It’s been a scorching summer across much of Canada, but that is cold comfort for ice cream truck operators like Meedo Falou, who says inflation and high fuel costs are melting away his profits.
On a sweltering Thursday morning, the owner of in Coquitlam, B.C., pores over a computer spreadsheet and talks to drivers about their routes.
Some flavours are in short supply, and Falou is focused on efficiency for his fleet of 10 trucks.
The problem is not just high gas prices, said Falou. “Maintenance went up. Truck parts went up. The mechanical parts went up,” he said in an interview.
“Ice cream went up over 60 per cent. We had to jack the price up by a dollar. We couldn’t do more because of the consumers. We just want them to be able to afford ice cream.”
Steve Christensen, executive director of the North American Ice Cream Association, said vendors are facing a range of challenges.

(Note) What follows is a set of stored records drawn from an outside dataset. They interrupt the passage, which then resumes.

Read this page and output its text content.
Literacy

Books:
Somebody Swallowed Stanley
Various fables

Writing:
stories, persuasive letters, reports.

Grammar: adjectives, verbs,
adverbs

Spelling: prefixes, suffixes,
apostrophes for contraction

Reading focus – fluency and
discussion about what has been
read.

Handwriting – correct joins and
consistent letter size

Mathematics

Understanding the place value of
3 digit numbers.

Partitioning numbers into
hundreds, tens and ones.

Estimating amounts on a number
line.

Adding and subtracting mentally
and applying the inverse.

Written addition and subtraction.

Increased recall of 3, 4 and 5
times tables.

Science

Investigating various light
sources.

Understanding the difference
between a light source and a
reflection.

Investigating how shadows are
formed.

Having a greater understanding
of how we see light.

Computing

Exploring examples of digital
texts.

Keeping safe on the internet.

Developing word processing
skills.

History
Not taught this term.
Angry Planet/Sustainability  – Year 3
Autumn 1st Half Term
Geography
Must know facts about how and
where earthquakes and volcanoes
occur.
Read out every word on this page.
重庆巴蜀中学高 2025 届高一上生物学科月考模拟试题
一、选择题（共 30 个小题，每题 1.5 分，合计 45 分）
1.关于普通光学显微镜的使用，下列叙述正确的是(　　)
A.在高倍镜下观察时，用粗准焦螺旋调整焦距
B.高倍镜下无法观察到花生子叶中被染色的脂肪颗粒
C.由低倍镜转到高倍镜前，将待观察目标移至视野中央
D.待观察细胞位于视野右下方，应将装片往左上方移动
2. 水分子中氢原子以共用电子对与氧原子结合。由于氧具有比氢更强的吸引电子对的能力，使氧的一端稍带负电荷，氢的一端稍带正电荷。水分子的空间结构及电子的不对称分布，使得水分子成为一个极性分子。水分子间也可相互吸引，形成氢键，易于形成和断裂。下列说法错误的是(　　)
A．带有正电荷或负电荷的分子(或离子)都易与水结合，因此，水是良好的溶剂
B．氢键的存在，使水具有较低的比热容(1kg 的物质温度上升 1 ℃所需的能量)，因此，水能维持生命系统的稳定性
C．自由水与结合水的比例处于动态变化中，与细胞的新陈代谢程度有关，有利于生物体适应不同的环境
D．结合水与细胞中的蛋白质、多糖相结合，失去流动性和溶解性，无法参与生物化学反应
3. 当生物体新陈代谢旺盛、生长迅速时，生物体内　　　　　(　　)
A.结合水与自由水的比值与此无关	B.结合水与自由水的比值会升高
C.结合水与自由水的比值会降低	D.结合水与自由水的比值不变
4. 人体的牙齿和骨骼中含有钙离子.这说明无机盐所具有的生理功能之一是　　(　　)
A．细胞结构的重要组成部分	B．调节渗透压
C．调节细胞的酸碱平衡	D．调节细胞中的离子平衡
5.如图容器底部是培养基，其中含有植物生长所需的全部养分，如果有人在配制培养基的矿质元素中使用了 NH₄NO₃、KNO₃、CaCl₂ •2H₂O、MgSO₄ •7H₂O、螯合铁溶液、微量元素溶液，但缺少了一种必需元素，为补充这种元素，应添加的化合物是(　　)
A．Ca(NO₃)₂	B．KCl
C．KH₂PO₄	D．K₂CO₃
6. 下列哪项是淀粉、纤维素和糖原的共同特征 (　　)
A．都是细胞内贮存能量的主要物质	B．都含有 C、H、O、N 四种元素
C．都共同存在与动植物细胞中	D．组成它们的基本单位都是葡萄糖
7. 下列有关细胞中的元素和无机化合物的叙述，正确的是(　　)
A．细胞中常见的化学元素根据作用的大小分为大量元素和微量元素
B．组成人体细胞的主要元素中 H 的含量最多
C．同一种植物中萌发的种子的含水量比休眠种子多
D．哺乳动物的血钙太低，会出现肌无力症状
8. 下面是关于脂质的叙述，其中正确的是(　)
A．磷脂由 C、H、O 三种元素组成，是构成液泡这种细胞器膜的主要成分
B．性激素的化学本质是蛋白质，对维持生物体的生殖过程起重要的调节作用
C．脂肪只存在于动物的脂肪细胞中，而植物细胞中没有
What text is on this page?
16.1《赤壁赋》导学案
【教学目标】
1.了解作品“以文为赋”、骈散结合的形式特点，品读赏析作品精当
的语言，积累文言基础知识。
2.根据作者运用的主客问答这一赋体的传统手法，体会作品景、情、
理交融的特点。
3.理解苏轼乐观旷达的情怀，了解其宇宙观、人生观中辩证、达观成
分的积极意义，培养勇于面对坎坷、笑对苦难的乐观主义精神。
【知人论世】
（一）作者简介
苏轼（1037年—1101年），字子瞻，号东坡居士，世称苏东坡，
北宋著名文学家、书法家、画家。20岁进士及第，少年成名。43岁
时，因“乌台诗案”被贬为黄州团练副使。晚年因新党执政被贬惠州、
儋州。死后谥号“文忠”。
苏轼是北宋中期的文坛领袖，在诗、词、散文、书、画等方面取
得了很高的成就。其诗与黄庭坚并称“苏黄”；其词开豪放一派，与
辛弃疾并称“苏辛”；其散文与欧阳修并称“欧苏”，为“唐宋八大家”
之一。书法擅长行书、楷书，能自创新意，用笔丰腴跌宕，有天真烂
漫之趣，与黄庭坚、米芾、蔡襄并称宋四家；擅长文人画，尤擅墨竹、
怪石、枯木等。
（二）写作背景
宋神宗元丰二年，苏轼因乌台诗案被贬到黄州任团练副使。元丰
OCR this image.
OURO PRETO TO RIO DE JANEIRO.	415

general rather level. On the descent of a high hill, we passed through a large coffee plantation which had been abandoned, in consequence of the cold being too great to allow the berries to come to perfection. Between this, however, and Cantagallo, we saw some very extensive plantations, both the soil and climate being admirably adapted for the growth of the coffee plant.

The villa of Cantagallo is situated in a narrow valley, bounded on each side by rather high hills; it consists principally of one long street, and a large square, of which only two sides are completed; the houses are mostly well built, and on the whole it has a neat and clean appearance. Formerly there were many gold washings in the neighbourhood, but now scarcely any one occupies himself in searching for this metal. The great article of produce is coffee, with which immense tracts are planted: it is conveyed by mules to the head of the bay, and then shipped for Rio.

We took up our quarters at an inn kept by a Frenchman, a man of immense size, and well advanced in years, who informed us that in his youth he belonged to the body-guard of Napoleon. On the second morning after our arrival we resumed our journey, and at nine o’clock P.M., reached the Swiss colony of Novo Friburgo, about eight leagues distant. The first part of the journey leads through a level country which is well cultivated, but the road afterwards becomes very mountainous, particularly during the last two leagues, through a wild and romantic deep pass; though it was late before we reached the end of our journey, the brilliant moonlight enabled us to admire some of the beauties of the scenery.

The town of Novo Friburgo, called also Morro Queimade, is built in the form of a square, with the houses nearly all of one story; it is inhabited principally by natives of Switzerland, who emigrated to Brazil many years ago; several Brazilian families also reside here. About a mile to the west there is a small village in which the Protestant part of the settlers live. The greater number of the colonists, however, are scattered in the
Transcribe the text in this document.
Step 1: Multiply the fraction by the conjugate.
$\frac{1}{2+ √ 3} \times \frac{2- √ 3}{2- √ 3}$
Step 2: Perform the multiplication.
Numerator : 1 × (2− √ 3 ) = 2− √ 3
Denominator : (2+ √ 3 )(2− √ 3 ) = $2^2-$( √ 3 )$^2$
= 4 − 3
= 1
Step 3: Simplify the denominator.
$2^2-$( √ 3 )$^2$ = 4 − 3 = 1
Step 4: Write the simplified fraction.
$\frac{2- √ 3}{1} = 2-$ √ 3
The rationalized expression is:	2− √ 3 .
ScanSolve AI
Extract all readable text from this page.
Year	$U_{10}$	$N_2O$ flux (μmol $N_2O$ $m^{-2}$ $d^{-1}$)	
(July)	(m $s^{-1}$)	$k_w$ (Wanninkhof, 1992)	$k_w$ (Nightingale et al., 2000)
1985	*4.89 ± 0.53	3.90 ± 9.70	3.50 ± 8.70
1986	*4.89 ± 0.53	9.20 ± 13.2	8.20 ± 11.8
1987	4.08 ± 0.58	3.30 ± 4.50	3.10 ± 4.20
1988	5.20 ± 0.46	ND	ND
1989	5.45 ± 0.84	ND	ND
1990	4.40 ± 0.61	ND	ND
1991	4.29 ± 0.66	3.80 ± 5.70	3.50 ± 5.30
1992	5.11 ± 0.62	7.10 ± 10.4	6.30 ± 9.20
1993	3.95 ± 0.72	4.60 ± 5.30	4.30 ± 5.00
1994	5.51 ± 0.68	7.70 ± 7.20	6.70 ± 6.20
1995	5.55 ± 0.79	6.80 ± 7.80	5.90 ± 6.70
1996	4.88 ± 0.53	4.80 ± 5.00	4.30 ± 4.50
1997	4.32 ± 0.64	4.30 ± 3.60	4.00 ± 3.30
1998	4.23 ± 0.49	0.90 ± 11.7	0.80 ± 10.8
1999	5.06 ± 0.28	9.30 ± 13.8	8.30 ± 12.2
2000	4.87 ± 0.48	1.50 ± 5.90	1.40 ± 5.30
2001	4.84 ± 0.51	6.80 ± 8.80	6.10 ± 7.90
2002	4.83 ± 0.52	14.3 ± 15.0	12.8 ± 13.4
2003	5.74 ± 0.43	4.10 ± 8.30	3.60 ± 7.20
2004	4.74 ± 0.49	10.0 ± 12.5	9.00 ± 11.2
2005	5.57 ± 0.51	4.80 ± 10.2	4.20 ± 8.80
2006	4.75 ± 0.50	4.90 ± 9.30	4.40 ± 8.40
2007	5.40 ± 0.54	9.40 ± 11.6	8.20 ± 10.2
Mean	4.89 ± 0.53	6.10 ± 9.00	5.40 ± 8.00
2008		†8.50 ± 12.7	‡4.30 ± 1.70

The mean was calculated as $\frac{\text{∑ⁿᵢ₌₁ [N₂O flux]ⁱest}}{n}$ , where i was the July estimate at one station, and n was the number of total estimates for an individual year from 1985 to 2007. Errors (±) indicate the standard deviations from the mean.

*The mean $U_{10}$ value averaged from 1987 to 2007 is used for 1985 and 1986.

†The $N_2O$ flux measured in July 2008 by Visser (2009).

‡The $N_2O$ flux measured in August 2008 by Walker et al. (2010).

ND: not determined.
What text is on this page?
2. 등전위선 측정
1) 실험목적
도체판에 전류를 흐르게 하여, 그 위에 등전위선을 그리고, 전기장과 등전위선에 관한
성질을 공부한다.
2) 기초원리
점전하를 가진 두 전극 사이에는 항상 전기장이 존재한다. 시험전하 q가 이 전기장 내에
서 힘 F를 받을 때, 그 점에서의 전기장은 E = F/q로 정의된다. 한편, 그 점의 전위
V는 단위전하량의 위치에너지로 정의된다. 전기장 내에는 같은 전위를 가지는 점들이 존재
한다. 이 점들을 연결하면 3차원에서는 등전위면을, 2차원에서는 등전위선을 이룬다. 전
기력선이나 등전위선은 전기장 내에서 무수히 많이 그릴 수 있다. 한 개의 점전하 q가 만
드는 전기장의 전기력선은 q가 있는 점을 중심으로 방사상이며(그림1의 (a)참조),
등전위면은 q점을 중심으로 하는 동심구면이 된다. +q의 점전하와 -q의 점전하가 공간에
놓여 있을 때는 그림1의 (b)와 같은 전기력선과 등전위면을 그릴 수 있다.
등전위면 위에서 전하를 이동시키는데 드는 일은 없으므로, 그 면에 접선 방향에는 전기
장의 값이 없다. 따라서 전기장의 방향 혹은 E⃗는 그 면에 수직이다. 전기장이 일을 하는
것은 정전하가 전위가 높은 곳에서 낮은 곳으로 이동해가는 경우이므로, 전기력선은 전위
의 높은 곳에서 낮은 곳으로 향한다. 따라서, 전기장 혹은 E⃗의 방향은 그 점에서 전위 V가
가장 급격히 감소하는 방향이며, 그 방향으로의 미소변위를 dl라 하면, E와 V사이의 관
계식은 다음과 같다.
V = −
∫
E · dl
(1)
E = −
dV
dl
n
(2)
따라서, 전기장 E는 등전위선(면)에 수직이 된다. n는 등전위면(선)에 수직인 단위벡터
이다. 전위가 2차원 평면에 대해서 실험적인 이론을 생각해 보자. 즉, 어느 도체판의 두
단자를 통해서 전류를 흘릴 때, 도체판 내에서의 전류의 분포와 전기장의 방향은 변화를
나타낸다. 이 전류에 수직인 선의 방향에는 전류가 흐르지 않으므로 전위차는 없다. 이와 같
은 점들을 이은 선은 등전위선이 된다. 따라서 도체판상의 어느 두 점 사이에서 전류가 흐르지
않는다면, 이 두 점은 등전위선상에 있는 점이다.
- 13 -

“Gas prices are up,” said Christensen, speaking from Missouri. “So, a lot of everything — cones, cups, different things — anything that needs to be delivered by truck has gone up in price as well.”
Ice cream prices usually go up three to five per cent a year, Christensen said.
But he said this year, prices are up 10 to 15 per cent, although that might not be across the entire menu.
Falou said he has tried to keep prices in check.
“You don’t make in this business a profit on just one piece,” he said. “You make a profit on volumes too. I want (people) to be able to afford to buy ice cream from the ice cream truck. I don’t want to give that bad image that the ice cream truck is so expensive, you know.”
Falou is hoping to “make just a little bit” without having to dip into his savings as he did during the past two years of the pandemic.
It’s been a tough year, said Falou, who shuts Rainbow Ice Cream from the end of September to April each year.
“We were hit by bad weather in the spring. It was the wettest weather in June. So that affects our sales big time. And definitely the profit is a lot less than the previous years.”
It’s not just local weather. Global climate events affect the ice cream business too, Christensen said.
For example, Madagascar provides about 70 per cent of the world’s vanilla, and when there’s a storm there, or a short flowering season, it affects the global market.
“Which again, you know, affects ice cream,” he said.
Christensen said old-school ice cream truck vendors are also having to deal with new challenges such as delivery apps and rivals in so-called “ghost kitchens” who lack a storefront but sell ice cream online.
“The overhead (for a ghost kitchen) is very inexpensive. They’re using social media to promote their ice cream, they’re selling it online and people are coming to pick it up from the kitchen or from a location.”
Falou started out driving an ice cream truck in the 1990s, which he called the “golden days” of the business. He said he made a lot more money then.
To overcome the obstacles of apps, weather, gas prices and inflation, Falou said he’s hoping there will be a comeback in corporate events and other scheduled bookings, which were cut back during the pandemic but are now returning.
“We did suffer,” he said, shaking his head. “We rely a lot on corporate events, birthday parties, parades and weddings and all that. So this year, they’re starting to come back. Some of them, not all of them. So hopefully next year we’ll get them all back.”
But gone are the days when an ice cream truck could drum up business by simply driving around and playing a happy tune, said Christensen.
“Ice cream truck owners need to seek out catering opportunities, food truck events, go to office blocks and hospitals and say, ‘Hey, we can put on a corporate event for you,’” he said.
“They need to hustle now a little more than probably they ever had before.”
Christensen recalled his first exposure to the ice cream business, listening as a child for the traditional jingle of the truck in his home country of Australia.
“And little Steve Christensen goes and gets some money from Mum’s dresser and goes out and buys the cone with a Flake in it,” he said with a laugh.
“I would like to think that people still love those experiences. So, the process of supporting your local ice cream van, I think, is very important because it keeps those memories alive for kids these days.”